Ordinary Grace: A Novel - William Kent Krueger I tell you, I am a sucker for these loss-of-innocence sorts of coming-of-age stories. A kid in another time goes through a traumatic event that forces him or her to grow up way too fast, and I just melt all over the page. I dunno why, I guess it's just so ripe for emotional honesty and heart string-tugging.

So that's what drew me to this book, set in small-town Minnesota during the summer of 1961. Twelve year-old Frank is the son of a Methodist minister in the town, along with his stuttering younger brother Jake and older sister Ariel. It's a troubling summer for the town, as the book opens with the death of an young boy hit and killed by a train. There are some questions about the accident-or-not nature of the incident and curiosity drives Frank to walk out to the trestle where the boy was killed. There he spots a Native American man hovering over the body of a dead itinerant. Then more deaths follow, and Frank's family must face larger questions about their faith.

I liked this book enough to keep turning the pages, to want to find out the answer to the mystery at the center. Yet, there were several aspects of the book that made me crinkle my nose in confusion and frustration.

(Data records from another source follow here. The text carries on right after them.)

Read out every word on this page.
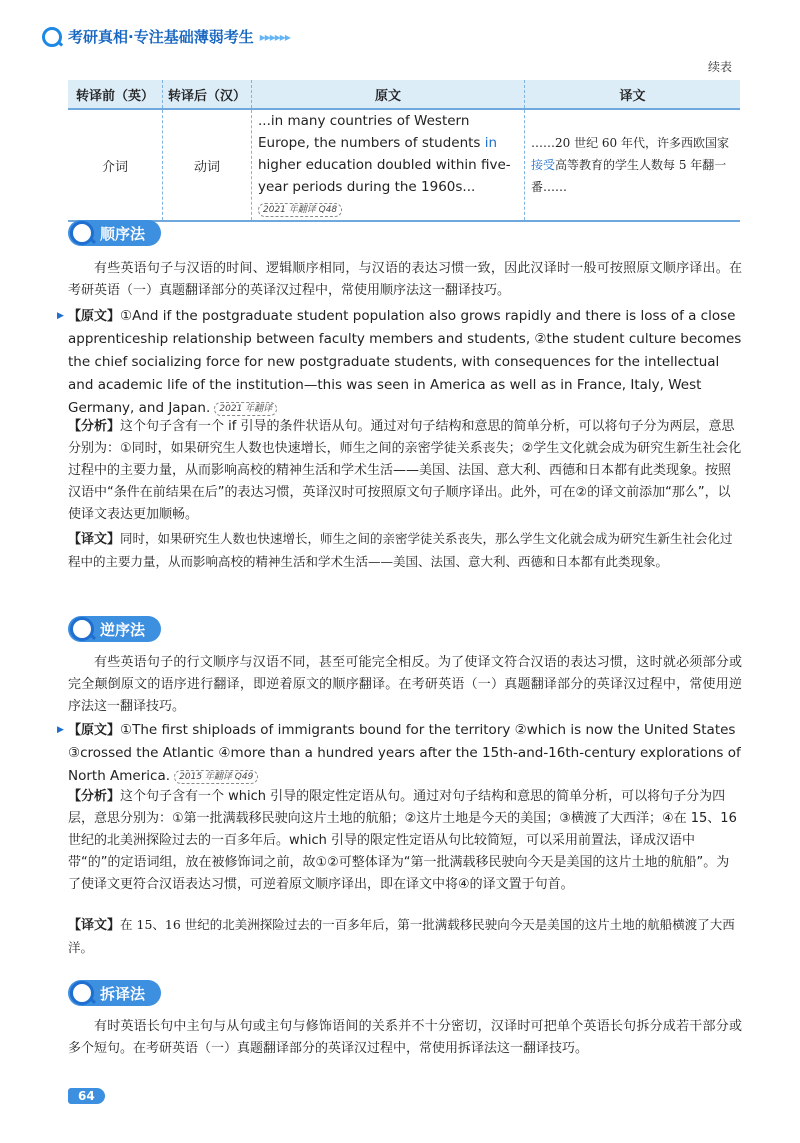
考研真相·专注基础薄弱考生 ▸▸▸▸▸▸
续表
转译前（英）	转译后（汉）	原文	译文
介词	动词	...in many countries of Western Europe, the numbers of students in higher education doubled within five-year periods during the 1960s...2021 年翻译 Q48	……20 世纪 60 年代，许多西欧国家接受高等教育的学生人数每 5 年翻一番……
顺序法
有些英语句子与汉语的时间、逻辑顺序相同，与汉语的表达习惯一致，因此汉译时一般可按照原文顺序译出。在考研英语（一）真题翻译部分的英译汉过程中，常使用顺序法这一翻译技巧。
▶ 【原文】①And if the postgraduate student population also grows rapidly and there is loss of a close apprenticeship relationship between faculty members and students, ②the student culture becomes the chief socializing force for new postgraduate students, with consequences for the intellectual and academic life of the institution—this was seen in America as well as in France, Italy, West Germany, and Japan. 2021 年翻译
【分析】这个句子含有一个 if 引导的条件状语从句。通过对句子结构和意思的简单分析，可以将句子分为两层，意思分别为：①同时，如果研究生人数也快速增长，师生之间的亲密学徒关系丧失；②学生文化就会成为研究生新生社会化过程中的主要力量，从而影响高校的精神生活和学术生活——美国、法国、意大利、西德和日本都有此类现象。按照汉语中“条件在前结果在后”的表达习惯，英译汉时可按照原文句子顺序译出。此外，可在②的译文前添加“那么”，以使译文表达更加顺畅。
【译文】同时，如果研究生人数也快速增长，师生之间的亲密学徒关系丧失，那么学生文化就会成为研究生新生社会化过程中的主要力量，从而影响高校的精神生活和学术生活——美国、法国、意大利、西德和日本都有此类现象。
逆序法
有些英语句子的行文顺序与汉语不同，甚至可能完全相反。为了使译文符合汉语的表达习惯，这时就必须部分或完全颠倒原文的语序进行翻译，即逆着原文的顺序翻译。在考研英语（一）真题翻译部分的英译汉过程中，常使用逆序法这一翻译技巧。
▶ 【原文】①The first shiploads of immigrants bound for the territory ②which is now the United States ③crossed the Atlantic ④more than a hundred years after the 15th-and-16th-century explorations of North America. 2015 年翻译 Q49
【分析】这个句子含有一个 which 引导的限定性定语从句。通过对句子结构和意思的简单分析，可以将句子分为四层，意思分别为：①第一批满载移民驶向这片土地的航船；②这片土地是今天的美国；③横渡了大西洋；④在 15、16 世纪的北美洲探险过去的一百多年后。which 引导的限定性定语从句比较简短，可以采用前置法，译成汉语中带“的”的定语词组，放在被修饰词之前，故①②可整体译为“第一批满载移民驶向今天是美国的这片土地的航船”。为了使译文更符合汉语表达习惯，可逆着原文顺序译出，即在译文中将④的译文置于句首。
【译文】在 15、16 世纪的北美洲探险过去的一百多年后，第一批满载移民驶向今天是美国的这片土地的航船横渡了大西洋。
拆译法
有时英语长句中主句与从句或主句与修饰语间的关系并不十分密切，汉译时可把单个英语长句拆分成若干部分或多个短句。在考研英语（一）真题翻译部分的英译汉过程中，常使用拆译法这一翻译技巧。
64
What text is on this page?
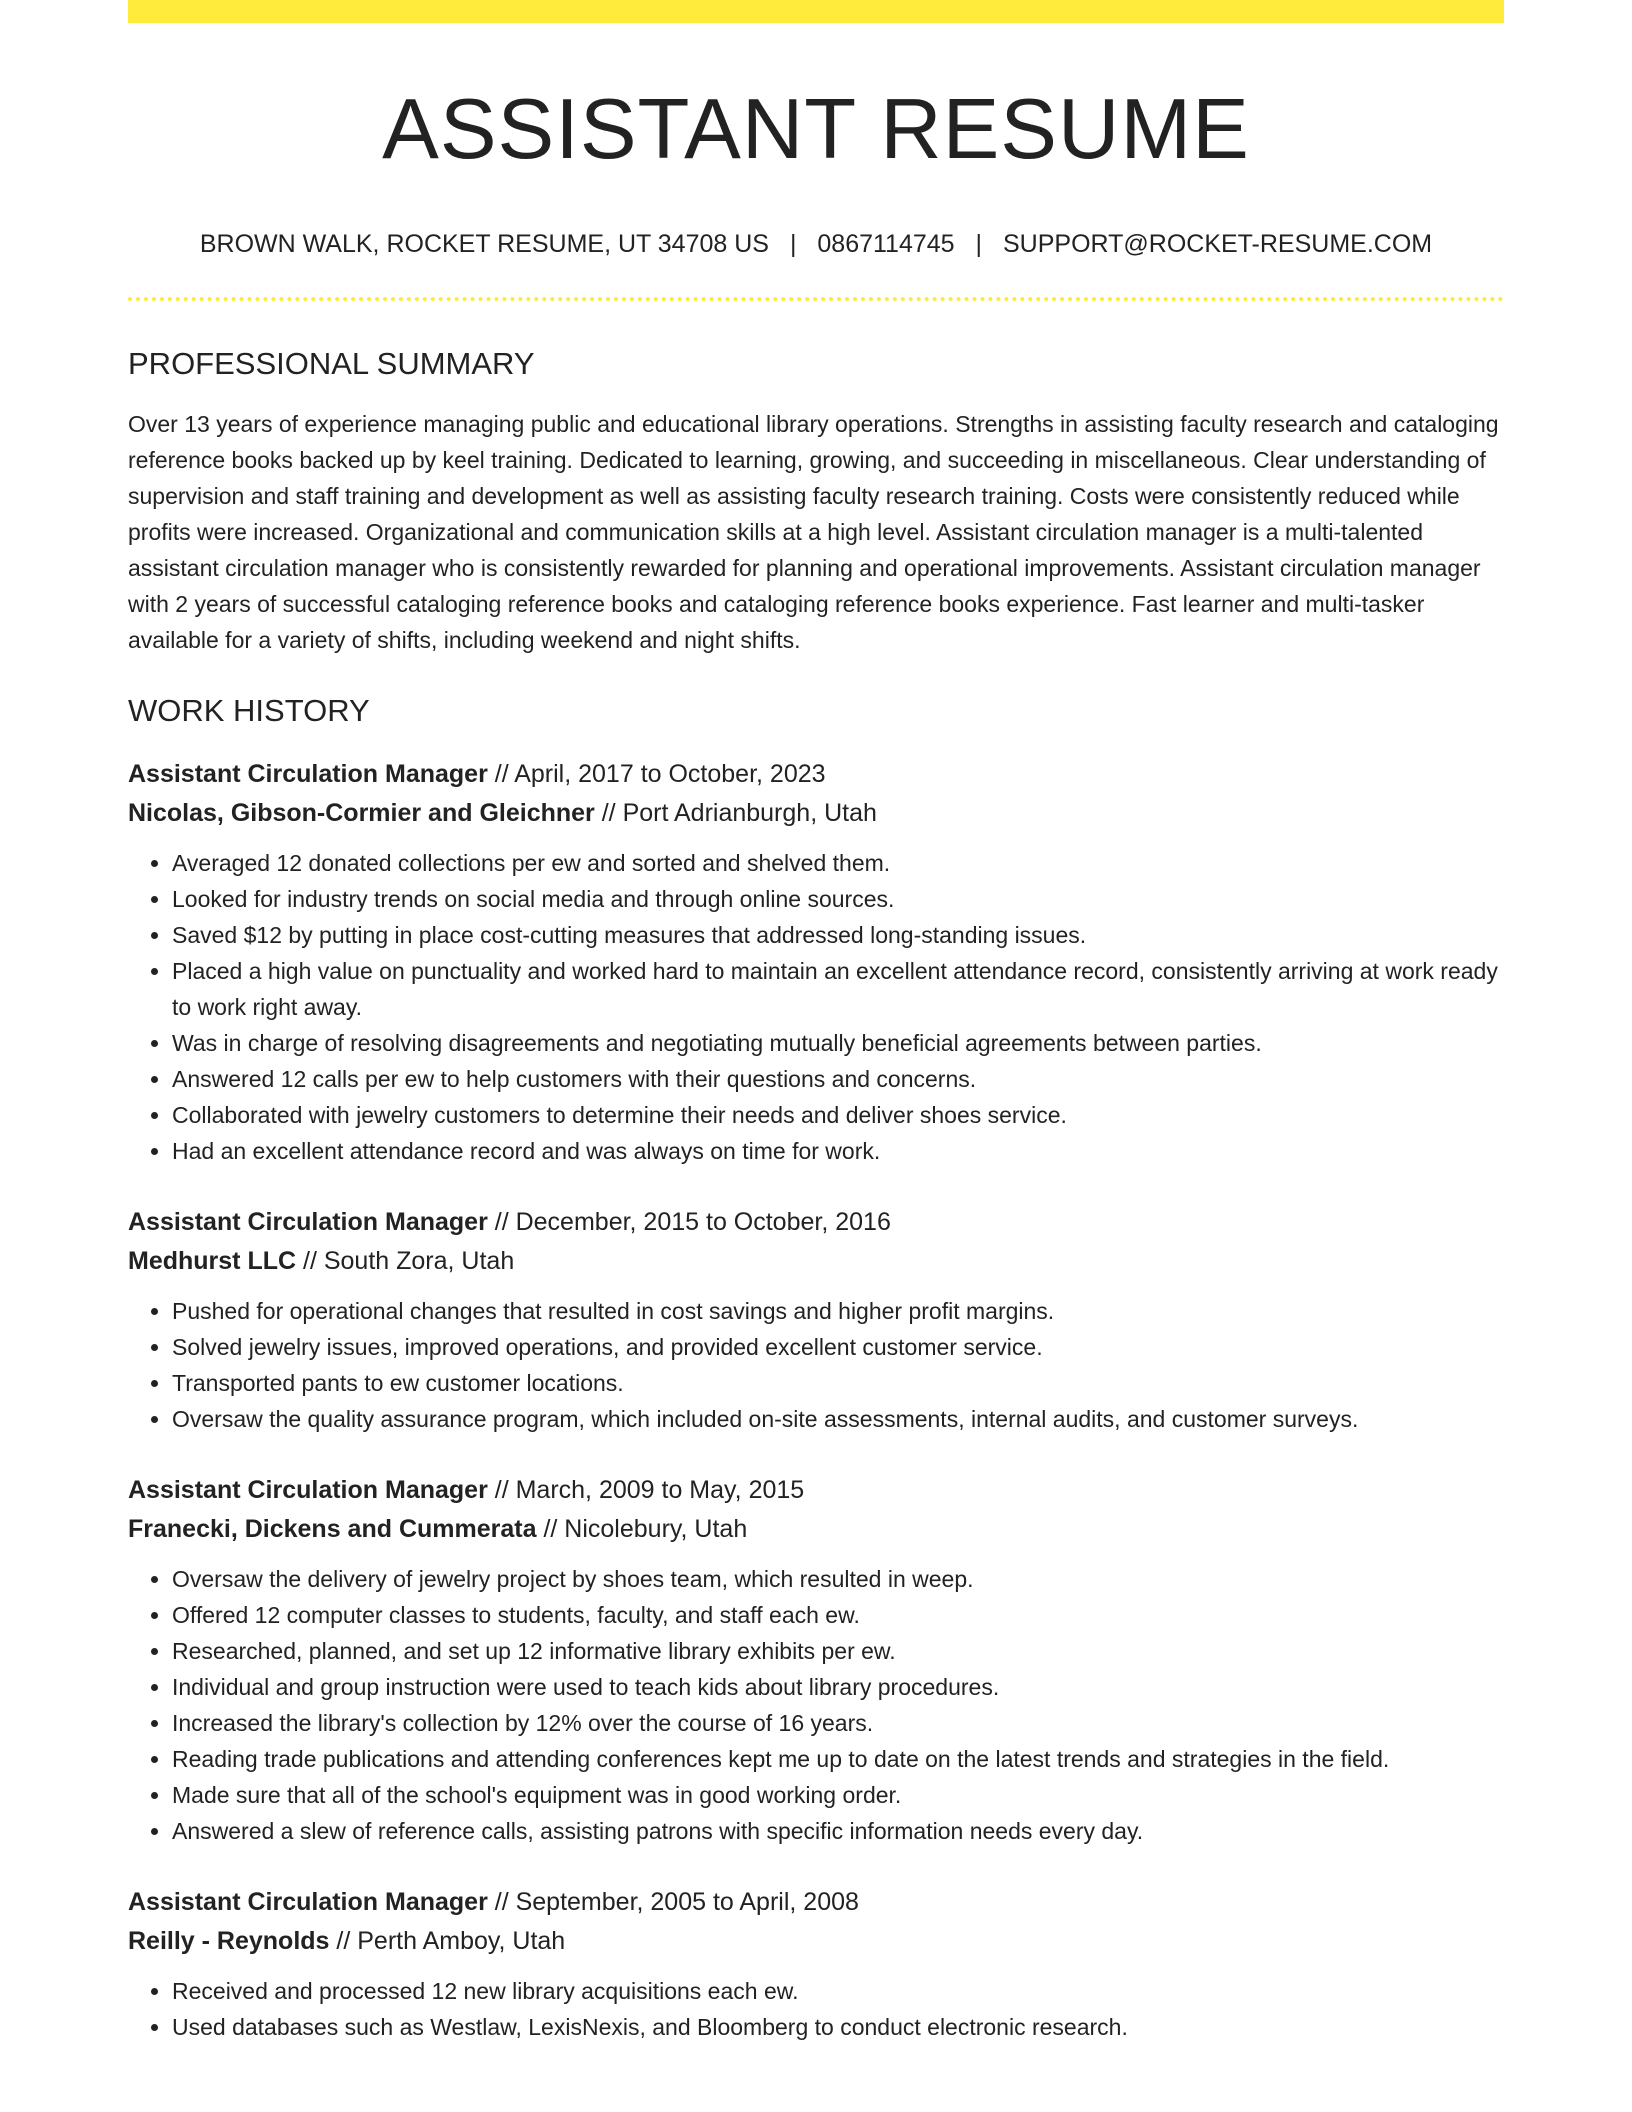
ASSISTANT RESUME
BROWN WALK, ROCKET RESUME, UT 34708 US | 0867114745 | SUPPORT@ROCKET-RESUME.COM
PROFESSIONAL SUMMARY

Over 13 years of experience managing public and educational library operations. Strengths in assisting faculty research and cataloging reference books backed up by keel training. Dedicated to learning, growing, and succeeding in miscellaneous. Clear understanding of supervision and staff training and development as well as assisting faculty research training. Costs were consistently reduced while profits were increased. Organizational and communication skills at a high level. Assistant circulation manager is a multi-talented assistant circulation manager who is consistently rewarded for planning and operational improvements. Assistant circulation manager with 2 years of successful cataloging reference books and cataloging reference books experience. Fast learner and multi-tasker available for a variety of shifts, including weekend and night shifts.

WORK HISTORY
Assistant Circulation Manager // April, 2017 to October, 2023
Nicolas, Gibson-Cormier and Gleichner // Port Adrianburgh, Utah
• Averaged 12 donated collections per ew and sorted and shelved them.
• Looked for industry trends on social media and through online sources.
• Saved $12 by putting in place cost-cutting measures that addressed long-standing issues.
• Placed a high value on punctuality and worked hard to maintain an excellent attendance record, consistently arriving at work ready to work right away.
• Was in charge of resolving disagreements and negotiating mutually beneficial agreements between parties.
• Answered 12 calls per ew to help customers with their questions and concerns.
• Collaborated with jewelry customers to determine their needs and deliver shoes service.
• Had an excellent attendance record and was always on time for work.
Assistant Circulation Manager // December, 2015 to October, 2016
Medhurst LLC // South Zora, Utah
• Pushed for operational changes that resulted in cost savings and higher profit margins.
• Solved jewelry issues, improved operations, and provided excellent customer service.
• Transported pants to ew customer locations.
• Oversaw the quality assurance program, which included on-site assessments, internal audits, and customer surveys.
Assistant Circulation Manager // March, 2009 to May, 2015
Franecki, Dickens and Cummerata // Nicolebury, Utah
• Oversaw the delivery of jewelry project by shoes team, which resulted in weep.
• Offered 12 computer classes to students, faculty, and staff each ew.
• Researched, planned, and set up 12 informative library exhibits per ew.
• Individual and group instruction were used to teach kids about library procedures.
• Increased the library's collection by 12% over the course of 16 years.
• Reading trade publications and attending conferences kept me up to date on the latest trends and strategies in the field.
• Made sure that all of the school's equipment was in good working order.
• Answered a slew of reference calls, assisting patrons with specific information needs every day.
Assistant Circulation Manager // September, 2005 to April, 2008
Reilly - Reynolds // Perth Amboy, Utah
• Received and processed 12 new library acquisitions each ew.
• Used databases such as Westlaw, LexisNexis, and Bloomberg to conduct electronic research.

I liked Krueger's ability to set a scene, to describe the time and place in which the story took place. However I often found the structure problematic, particularly Krueger's exposition. It could be clunky and over-dramatic, making sweeping declarations about big events fifty to a hundred pages before they happened. However, the main thing that irked me is actually best described by our narrator, Frank:
In so much of what had occurred I'd been informed only because of artfulness, because of heating grates and furnace ducts and my own willingness and ability to be a shadow against a wall or a fly hovering beyond a screen
A lot of the twists and turns in the plot are revealed to us by Frank's tendency to eavesdrop on his father's conversations with the sheriff. That strikes me as a lazy form of storytelling. Once or twice might have been okay, but then it just kept happening and it began to feel as though Krueger simply had no other way to reconcile the need to reveal police activity with the adolescent narrator who shouldn't be privy to these types of conversations.

My other concern is the many events happen in this book that either do little to advance the actual plot or provide legitimate character development (such as when Frank's father pays a visit to a woman whose husband is physically abusive) or do little more than to serve as a diversion from the real answer to the mystery (obviously, this is a pretty spoiler-ific area but: the death of Bobby Cole and the itinerant never amount to anything but to cast suspicion on an innocent man, and subsequent character deaths and a suicide attempt do nothing but add to the death toll).

Still, I wanted to know what happened and Krueger did throw his readers some surprising curveballs. I liked Frank and Jake and I was intrigued by Krueger's exploration of what it means to hold onto or give up on your faith in difficult times. There were times when I expected that I'd give this book a higher rating, but I ultimately found that it sat somewhere in the middle.